Menurut Mas Achmad Santosa, “Kegagalan paradigma hukum dan kebijakan lingkungan di Indonesia berawal dari paradigma pembangunan yang antroposentris, yang terpusat kepada kepentingan manusia, dan growth-centric, yang berorientasi pada pertumbuhan ekonomi, sehingga menjadikan perlindungan lingkungan hidup sekadar formalitas administratif. Rule of law dan kualitas demokrasi yang rendah berakibat pada instrumen hukum yang tidak efektif ditegakkan di Indonesia.”

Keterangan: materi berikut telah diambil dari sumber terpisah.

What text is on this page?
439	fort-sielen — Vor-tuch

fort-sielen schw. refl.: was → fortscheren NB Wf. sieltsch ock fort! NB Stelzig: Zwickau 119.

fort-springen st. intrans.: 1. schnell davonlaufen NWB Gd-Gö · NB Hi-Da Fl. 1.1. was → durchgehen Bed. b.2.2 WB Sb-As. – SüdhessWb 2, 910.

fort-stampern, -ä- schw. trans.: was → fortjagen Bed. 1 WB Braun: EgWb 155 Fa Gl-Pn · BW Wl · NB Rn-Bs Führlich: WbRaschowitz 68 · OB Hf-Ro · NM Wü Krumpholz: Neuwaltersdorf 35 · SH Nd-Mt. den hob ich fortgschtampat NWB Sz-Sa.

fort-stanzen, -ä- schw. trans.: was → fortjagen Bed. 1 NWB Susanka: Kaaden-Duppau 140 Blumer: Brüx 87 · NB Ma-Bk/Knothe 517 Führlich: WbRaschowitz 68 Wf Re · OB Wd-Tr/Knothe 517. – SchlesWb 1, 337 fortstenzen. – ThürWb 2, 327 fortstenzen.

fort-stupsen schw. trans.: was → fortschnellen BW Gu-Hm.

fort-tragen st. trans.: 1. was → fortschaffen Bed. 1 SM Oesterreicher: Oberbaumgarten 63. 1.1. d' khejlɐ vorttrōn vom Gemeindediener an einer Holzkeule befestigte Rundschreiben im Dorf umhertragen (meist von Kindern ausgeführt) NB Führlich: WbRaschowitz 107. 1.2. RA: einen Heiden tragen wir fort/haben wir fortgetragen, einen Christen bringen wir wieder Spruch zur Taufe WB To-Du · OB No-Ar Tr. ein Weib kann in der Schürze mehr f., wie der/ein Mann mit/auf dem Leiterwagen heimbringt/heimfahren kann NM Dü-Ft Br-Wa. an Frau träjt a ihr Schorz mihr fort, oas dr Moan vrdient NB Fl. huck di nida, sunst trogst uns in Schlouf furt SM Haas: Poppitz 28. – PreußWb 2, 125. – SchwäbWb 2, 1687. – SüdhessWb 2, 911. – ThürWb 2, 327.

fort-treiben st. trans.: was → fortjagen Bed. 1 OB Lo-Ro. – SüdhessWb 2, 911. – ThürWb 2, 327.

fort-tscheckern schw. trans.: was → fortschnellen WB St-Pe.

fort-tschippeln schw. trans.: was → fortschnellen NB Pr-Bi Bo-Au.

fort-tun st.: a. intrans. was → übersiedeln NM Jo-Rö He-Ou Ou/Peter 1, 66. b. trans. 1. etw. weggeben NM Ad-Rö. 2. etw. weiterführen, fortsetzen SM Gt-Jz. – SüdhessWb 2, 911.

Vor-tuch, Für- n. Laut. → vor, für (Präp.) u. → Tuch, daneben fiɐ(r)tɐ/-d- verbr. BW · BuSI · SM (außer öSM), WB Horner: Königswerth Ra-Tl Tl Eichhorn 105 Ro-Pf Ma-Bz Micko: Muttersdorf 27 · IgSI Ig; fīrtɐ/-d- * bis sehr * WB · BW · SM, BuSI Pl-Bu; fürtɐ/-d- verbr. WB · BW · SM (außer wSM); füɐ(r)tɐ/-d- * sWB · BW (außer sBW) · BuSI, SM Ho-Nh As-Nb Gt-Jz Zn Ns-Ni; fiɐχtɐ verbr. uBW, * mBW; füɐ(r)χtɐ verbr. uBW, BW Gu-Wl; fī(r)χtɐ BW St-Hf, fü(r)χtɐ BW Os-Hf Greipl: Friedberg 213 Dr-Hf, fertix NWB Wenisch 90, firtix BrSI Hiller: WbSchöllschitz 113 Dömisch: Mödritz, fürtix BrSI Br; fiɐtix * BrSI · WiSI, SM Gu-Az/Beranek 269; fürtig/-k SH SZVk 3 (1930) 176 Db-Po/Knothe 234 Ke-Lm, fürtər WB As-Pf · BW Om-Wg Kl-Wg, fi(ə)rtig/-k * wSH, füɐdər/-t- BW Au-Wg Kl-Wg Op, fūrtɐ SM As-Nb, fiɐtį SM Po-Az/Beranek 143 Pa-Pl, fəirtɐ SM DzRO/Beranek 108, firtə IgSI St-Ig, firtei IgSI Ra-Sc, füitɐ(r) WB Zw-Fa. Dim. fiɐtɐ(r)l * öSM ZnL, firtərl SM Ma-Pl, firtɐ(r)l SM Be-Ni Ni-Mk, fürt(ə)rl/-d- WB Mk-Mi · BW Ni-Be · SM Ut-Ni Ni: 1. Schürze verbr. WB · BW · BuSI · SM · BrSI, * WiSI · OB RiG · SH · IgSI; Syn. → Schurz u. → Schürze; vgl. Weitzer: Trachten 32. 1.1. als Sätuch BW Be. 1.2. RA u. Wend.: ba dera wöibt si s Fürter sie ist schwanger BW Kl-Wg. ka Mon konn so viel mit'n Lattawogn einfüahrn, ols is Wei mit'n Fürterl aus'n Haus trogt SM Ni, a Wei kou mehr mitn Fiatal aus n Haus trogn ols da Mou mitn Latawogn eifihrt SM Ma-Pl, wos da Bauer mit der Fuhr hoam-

Perkembangan hukum lingkungan hidup di Indonesia saat ini dinegasikan oleh dua undang-undang, yaitu Undang-Undang Nomor 3 Tahun 2020 tentang Perubahan atas Undang-Undang Nomor 4 Tahun 2009 tentang Pertambangan Mineral dan Batu Bara (UU Minerba), dan Undang-Undang Nomor 6 Tahun 2023 tentang Undang-Undang Cipta Kerja.
“Walaupun UUD 1945, melalui Pasal 33 Ayat (3) hasil amandemen sudah mengatur safeguard dengan memasukkan kepedulian terhadap lingkungan, peraturan perundang-undangan lainnya masih memiliki kecenderungan kuat terhadap pertumbuhan ekonomi. Contohnya, UU Minerba yang mendorong maraknya eksploitasi sumber daya minerba tanpa memperhatikan kepentingan dan keluhan masyarakat lokal, dan Undang-Undang Cipta Kerja (2020) yang melemahkan beberapa instrumen perlindungan lingkungan,” ungkap Mas Achmad Santosa.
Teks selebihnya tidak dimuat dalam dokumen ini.